ABD vizesi almadan gitmek için Londra'dan Madrid aktarmalı uçtuk. Arada 3-4 saat bekledik ama hiç şikayetçi değildik, insan bol bol yürüyüp ayak - bacak dinlendiriyor. Bu rota tercihi sebebiyle de Air Europa ile uçtuk. Ben hiç bu kadar kötü yorum okumamıştım, kanatlı cehennem bekliyodum. Çok daha iyi çıktı, mesela koltuk araları filan iyi. Hosteslerle bi temasımız olmadı, onu bilemem. Yemekler kötüydü ama çantaya bi sandviç atarak çözülüyor işte.

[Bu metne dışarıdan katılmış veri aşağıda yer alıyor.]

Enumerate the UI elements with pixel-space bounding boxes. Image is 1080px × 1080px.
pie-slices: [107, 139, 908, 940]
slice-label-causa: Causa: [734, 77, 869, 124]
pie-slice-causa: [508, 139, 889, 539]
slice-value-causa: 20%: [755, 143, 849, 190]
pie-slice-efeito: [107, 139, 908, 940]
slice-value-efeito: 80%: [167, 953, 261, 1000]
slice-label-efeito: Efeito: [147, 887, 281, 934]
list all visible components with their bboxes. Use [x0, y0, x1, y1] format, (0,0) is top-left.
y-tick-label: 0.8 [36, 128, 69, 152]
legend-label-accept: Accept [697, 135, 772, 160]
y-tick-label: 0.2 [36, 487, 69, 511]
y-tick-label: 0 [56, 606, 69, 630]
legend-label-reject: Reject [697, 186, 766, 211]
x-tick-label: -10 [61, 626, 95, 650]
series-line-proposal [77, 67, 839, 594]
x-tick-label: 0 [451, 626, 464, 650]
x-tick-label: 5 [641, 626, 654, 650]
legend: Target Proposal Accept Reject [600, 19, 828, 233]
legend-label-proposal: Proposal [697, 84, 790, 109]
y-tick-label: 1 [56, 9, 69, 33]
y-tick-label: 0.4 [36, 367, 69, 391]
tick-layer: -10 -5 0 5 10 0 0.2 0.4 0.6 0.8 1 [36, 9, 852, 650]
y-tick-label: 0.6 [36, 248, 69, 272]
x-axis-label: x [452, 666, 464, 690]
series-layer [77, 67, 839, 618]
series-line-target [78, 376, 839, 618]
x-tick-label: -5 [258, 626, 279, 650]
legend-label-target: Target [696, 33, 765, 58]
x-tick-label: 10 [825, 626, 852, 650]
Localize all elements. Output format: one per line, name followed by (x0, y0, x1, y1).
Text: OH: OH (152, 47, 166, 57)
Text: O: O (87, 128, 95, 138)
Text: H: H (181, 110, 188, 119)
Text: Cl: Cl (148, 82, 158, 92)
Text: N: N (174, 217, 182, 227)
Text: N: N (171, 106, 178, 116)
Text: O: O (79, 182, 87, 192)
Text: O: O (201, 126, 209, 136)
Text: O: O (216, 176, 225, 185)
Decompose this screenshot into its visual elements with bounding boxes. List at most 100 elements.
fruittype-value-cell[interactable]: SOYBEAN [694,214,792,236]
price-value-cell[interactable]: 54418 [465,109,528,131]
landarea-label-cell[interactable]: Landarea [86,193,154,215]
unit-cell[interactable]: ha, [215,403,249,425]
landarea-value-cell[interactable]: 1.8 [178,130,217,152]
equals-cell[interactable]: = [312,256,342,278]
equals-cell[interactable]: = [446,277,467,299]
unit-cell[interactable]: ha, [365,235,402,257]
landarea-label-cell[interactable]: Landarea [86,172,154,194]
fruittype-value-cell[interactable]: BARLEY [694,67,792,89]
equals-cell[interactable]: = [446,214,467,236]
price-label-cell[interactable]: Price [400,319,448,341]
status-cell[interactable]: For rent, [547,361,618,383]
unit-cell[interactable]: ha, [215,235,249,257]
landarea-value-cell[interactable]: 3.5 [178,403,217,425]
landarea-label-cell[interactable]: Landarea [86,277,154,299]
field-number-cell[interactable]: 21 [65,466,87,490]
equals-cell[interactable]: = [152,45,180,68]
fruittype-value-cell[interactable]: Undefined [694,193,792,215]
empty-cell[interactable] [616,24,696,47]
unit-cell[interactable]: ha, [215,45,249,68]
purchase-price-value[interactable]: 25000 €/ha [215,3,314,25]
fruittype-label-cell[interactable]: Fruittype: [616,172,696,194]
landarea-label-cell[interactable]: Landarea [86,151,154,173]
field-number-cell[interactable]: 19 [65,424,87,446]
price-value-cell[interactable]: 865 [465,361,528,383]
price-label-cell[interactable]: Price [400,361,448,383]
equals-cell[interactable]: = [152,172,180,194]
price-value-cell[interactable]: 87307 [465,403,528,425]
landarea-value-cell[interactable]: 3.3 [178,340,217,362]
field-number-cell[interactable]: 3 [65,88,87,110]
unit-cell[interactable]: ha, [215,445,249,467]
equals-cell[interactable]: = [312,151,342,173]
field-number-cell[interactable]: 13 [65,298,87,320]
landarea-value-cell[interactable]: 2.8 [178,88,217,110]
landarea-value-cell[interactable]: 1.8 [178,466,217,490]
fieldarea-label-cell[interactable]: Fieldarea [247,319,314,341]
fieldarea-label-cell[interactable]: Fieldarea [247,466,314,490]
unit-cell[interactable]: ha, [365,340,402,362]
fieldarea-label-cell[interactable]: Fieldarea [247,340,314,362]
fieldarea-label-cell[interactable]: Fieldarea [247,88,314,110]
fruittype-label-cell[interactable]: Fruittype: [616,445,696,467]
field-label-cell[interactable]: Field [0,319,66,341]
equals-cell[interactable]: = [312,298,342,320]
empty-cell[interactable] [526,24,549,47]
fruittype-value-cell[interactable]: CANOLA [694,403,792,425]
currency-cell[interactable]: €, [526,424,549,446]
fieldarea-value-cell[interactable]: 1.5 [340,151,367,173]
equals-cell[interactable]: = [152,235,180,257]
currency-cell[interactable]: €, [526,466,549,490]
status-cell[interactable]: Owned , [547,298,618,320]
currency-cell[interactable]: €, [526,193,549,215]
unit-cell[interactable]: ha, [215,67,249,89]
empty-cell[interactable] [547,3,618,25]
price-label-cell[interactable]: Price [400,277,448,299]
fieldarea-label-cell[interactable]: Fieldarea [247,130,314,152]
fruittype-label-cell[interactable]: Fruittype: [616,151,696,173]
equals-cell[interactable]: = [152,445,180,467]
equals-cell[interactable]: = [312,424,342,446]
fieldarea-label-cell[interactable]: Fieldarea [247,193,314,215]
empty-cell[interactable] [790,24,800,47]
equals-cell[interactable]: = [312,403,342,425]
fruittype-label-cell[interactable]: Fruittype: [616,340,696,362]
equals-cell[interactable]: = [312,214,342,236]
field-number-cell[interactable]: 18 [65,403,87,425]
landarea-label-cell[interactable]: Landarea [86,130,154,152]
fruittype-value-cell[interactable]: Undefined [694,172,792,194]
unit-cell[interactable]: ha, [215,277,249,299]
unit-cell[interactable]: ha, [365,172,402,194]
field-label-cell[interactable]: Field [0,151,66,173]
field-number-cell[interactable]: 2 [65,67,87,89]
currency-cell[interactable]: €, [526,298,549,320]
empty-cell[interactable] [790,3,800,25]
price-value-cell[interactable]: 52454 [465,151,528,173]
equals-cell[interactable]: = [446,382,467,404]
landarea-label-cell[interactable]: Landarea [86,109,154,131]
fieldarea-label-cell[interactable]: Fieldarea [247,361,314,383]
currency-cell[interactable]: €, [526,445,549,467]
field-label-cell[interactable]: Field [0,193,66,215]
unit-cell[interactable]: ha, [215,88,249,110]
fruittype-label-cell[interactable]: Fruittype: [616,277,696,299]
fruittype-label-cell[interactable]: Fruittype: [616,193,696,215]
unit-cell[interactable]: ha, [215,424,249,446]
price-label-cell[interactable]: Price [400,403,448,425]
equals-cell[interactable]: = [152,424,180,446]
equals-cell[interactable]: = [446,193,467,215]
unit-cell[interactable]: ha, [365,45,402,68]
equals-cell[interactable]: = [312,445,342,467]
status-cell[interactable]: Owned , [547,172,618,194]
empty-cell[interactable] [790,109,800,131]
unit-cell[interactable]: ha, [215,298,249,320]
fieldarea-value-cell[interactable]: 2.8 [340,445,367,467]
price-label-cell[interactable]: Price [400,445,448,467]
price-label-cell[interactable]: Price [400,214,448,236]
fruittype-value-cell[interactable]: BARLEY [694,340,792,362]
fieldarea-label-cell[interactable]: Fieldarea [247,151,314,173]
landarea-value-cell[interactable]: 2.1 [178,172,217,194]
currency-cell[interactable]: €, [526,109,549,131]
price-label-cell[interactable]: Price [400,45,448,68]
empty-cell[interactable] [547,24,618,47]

Neyse, uçtuk konduk ve sabahın kör vakti Lima'ya vardık. Otelimiz her tarafı dökülen eski bir kolonyel konak. Mihrap yerinde, ama çok dokunursanız devrilebilir, öyle bir hava. Biraz dinlendik, sonra kendimizi sokaklara vurduk. İstanbul'dan bize katılacak arkadaşlarımızın uçağı akşam inecek, onları bekliyoruz. Otelimiz şehrin kuzeyinde, şehir merkezinde kaldık, ama bu aslında kültürel / tarihi merkez, modern lima güneydeki Miraflores'te akıyor. Lima çok şey sunan bir şehir değil, en fazla 2 gün geçirmelik, biz de öyle yaptık zaten.

Lima ve sarı: San Francisco Manastırı, yol üstü duvar, meşhur Fotografia Central binası ve manastır bahçesi
Peru'da her şehrin bir Plaza de Armas'ı var, bizdeki Cumhuriyet Meydanı misali. Neyse, Lima'nınki dibimizdeydi. Jiron de la Union caddesi boyunca yürüdük, meydanda volta attık. San Francisco Manastırı'na girdik ki yeraltı mezarları, kütüphanesiyle tarihi çok eskiye dayanan bir yer. Başta mırın kırın ettik; ama güzeldi, her tura bir rehber eşlik ettiği için bilgi alabiliyorsunuz, ingilizce sorun değil. İçerde fotoğraf çekilmiyordu, fotoğraf için: tıkır tıkır tık . Bu tur üstüne katedrali dışından incelemekle yetinip yürüyüşe devam ettik. Caddede karşıdan karşıya geçmek için beklerken bir anda - ve müzik ve dans!

teyzeler

ve tabii ki amcalar!
Olay neymiş öğrenemedik; ama arada oluyomuş böyle şeyler. Şansına denk geldik, güzel bir ilk gün sürprizi oldu. Otele dönüp dinlenirken ben bir yandan da Marisol'le buluşmaya çalışıyordum ki bu her durumda çok zor bir şeydir. Neyse, Miraflores yakınlarında bir restorana rezervasyon yapmışlar, hedef oraya gitmek. Şehirde toplu ulaşım yok gibi bir şey. El Metropolitano, metrobüs gibi çalışan yeni bir otobüs, kuzey-güney işliyor. central- miraflores gittiği için ve kendi yolu olduğu için ona atladık. Şansıma sevgili adaşım Darya hasta olduğu için gelemedi (üzülmeyiniz okuyucu, ertesi gün buluştuk. oralara gitmişim, kaçırmam), belki iyi de oldu, biraz yetişkin yetişkin takıldık.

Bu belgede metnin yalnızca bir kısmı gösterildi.